Fort de ce constat, Moublé Zingué, préconise « l’opérationnalisation des universités virtuelles pour faciliter les cours en ligne, l’amélioration des conditions de vie et d’étude pour remédier aux multiples grèves, l’orientation des étudiants dans les universités privées ce qui contribuera à décongestionner celles publiques », pour régler la question des retards. Par ailleurs, il invite les administrateurs à « construire assez d’infrastructures dans les universités et le corps enseignant à fournir l’effort de remettre les copies à temps ».

Comme cause des retards académiques, Issouf Coulibaly étudiant en SVT souligne « l’indisponibilité des docteurs, car certains d’entre eux, sous prétexte d’être sous-payés par l’État, préfèrent les universités privées et le retard de la disponibilité des notes ; et l’attitude des étudiants qui parfois refusent de composer sans justification solide ».Toutefois, il reconnaît la responsabilité de l’État qui, selon lui, ne recrute pas assez de personnel enseignant, et ce n’est pas par manque de diplômés.

En outre, il fait cas, tout comme ces devanciers, du manque d’infrastructures universitaires qui conduit aux surcharges des salles. « Plus les classes sont surchargées, plus les copies viendront en retard. En exemple, la filière Sciences Biologie communément appelée Chine populaire », déplore-t-il. Pour sa part, il propose le recrutement du personnel enseignant pour combler le besoin dans les différentes filières et invite l’administration à veiller au respect strict des normes préétablies pour le bon déroulement des cours et à mettre fin tant soit peu au libertinage des étudiants. « Nous accusons beaucoup de retard dans notre filière science biologique. Nous sommes de la promotion 2019, et jusque-là on n’a pas encore achevé la deuxième année. Nous espérons le faire en janvier prochain.

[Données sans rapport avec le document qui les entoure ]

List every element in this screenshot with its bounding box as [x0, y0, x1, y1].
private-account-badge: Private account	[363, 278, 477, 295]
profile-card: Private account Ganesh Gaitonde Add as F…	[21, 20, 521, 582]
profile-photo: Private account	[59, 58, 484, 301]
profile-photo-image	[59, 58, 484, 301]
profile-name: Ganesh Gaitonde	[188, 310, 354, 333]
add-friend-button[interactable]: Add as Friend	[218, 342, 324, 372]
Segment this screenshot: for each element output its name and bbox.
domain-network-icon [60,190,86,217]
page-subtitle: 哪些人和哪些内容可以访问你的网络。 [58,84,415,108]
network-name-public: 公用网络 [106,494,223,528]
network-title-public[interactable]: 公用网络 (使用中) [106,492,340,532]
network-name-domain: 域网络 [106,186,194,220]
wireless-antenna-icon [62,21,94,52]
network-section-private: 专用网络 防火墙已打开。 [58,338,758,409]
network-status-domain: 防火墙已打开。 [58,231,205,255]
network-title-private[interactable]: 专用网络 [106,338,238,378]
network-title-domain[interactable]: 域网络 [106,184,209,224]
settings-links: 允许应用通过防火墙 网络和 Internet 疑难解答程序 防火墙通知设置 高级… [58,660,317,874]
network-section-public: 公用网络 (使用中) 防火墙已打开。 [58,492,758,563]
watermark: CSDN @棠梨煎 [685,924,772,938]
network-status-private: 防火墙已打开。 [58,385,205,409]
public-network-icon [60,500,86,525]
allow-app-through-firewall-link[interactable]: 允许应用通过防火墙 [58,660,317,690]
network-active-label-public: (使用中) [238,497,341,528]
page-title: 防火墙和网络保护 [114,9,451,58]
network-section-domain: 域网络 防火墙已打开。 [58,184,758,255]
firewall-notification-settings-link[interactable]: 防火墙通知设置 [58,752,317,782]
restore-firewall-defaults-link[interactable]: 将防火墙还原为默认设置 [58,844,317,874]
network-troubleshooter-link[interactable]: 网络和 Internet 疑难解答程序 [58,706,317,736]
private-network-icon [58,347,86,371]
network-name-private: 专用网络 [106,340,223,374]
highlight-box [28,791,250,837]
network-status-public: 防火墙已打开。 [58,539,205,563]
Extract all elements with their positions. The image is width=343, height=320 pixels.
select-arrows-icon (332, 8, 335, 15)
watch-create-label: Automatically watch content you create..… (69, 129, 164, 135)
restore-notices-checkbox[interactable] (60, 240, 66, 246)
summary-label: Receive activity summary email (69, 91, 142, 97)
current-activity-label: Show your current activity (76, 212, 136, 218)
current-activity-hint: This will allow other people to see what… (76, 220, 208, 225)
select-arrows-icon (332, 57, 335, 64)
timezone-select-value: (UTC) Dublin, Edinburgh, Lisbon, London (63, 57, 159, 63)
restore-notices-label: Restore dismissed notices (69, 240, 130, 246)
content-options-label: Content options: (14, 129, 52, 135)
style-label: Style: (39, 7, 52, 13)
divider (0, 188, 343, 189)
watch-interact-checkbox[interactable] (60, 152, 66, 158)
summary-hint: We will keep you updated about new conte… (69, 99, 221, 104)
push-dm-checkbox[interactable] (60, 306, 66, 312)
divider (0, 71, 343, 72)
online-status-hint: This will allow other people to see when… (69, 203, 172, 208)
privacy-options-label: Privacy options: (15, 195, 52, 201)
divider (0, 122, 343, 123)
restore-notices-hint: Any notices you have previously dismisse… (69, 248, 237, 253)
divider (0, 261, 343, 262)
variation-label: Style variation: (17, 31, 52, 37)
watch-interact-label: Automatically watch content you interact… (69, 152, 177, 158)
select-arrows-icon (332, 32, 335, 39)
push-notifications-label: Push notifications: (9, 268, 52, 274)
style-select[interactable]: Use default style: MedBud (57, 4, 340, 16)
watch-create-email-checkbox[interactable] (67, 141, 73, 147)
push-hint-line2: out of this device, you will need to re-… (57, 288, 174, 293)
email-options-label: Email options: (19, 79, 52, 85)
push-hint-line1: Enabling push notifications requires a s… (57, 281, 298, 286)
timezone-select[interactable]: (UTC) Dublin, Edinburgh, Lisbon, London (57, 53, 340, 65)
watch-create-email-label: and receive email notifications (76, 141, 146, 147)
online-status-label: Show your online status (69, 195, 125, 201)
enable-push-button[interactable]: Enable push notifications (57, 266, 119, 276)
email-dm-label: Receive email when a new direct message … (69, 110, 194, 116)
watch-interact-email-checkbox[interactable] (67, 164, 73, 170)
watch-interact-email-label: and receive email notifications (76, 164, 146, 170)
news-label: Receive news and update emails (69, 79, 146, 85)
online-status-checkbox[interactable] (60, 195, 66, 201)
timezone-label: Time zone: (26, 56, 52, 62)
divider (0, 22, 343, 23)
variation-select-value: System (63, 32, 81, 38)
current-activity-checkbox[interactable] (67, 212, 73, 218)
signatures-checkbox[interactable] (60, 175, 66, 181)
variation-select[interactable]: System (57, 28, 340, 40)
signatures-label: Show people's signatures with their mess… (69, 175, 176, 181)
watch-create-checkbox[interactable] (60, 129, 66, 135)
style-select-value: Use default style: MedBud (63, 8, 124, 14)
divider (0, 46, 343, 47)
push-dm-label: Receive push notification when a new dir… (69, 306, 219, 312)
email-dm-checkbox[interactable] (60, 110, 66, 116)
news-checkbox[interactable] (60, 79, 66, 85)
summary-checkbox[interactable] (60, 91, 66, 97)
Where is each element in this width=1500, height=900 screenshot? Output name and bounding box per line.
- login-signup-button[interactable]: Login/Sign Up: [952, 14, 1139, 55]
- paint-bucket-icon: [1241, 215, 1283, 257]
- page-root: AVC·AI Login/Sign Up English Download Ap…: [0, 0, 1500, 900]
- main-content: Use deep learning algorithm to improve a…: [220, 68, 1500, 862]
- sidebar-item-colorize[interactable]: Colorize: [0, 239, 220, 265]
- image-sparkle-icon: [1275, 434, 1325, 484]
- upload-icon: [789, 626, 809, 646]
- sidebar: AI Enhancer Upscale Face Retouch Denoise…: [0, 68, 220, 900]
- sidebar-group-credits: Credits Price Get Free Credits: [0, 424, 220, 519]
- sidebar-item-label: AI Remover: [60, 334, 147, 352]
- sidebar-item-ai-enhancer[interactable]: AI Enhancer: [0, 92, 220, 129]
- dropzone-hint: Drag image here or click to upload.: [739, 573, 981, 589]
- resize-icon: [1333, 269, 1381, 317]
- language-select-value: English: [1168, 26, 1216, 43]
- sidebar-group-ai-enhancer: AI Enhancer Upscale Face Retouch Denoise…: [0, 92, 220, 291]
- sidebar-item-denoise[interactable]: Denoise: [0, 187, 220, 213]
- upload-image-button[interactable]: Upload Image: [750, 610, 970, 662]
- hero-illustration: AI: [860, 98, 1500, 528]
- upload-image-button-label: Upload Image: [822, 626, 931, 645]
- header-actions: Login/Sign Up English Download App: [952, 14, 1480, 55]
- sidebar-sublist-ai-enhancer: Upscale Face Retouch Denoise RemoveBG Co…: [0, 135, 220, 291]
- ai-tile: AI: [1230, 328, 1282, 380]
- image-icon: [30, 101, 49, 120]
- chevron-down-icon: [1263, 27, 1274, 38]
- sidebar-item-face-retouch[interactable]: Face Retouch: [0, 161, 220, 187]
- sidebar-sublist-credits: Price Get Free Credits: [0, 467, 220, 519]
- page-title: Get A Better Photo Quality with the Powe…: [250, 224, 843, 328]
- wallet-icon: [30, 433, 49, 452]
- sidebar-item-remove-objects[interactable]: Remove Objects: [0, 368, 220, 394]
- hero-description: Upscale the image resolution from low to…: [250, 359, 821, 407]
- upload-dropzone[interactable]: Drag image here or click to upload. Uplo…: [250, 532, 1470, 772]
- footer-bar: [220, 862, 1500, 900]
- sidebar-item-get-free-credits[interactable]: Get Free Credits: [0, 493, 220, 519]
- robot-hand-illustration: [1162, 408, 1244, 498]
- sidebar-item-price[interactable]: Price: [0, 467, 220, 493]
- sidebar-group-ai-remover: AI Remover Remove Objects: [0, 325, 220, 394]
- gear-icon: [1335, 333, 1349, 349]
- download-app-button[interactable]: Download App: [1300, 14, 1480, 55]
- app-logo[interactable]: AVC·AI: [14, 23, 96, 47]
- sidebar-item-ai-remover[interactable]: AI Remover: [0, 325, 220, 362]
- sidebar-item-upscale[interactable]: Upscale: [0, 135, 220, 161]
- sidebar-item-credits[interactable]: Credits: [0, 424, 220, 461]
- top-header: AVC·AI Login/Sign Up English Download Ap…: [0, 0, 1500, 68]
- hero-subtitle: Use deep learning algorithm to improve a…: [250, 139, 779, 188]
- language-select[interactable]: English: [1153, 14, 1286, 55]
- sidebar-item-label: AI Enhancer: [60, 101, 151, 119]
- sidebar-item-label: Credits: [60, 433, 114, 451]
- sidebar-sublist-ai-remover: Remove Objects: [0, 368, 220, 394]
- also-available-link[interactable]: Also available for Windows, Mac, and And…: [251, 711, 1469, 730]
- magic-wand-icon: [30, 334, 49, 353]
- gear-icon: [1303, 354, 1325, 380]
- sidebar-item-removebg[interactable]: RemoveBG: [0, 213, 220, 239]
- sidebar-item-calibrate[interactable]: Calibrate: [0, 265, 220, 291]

C’est vrai que le Covid a une part de responsabilité, mais les copies tardent aussi à la correction. Souvent par manque de salle, nous tardons à faire les devoirs. Il peut arriver qu’on compose un an après l’administration du cours. Le retard est aussi dû au manque d’enseignants. Il arrive que pour des modules, l’administration nous dise que des enseignants ne sont pas disponibles. Parfois on est tenté de se demander si ce n’est pas sciemment fait par l’administration. La preuve est que la promotion 2022 évolue et risque d’être en avance sur nous. Avant les vacances, ils ont achevé et les cours et les devoirs », nous confie un étudiant en sciences biologiques. Il suggère que « l’État ait un regard sur les enseignants recrutés, car pour la plupart du temps leur absence est due soit au fait qu’ils sont à l’extérieur ou qu’ils dispensent les cours dans les privées. Il faudrait qu’il veille à ce que ces derniers évacuent d’abord les horaires dans le public avant d’aller ailleurs ».

Jointe au téléphone afin d’avoir un rendez-vous pour recueillir le point de vue de l’administration, celle-ci n’a pas voulu s’exprimer sur le sujet, d’autant que son président serait en déplacement au moment de notre requête.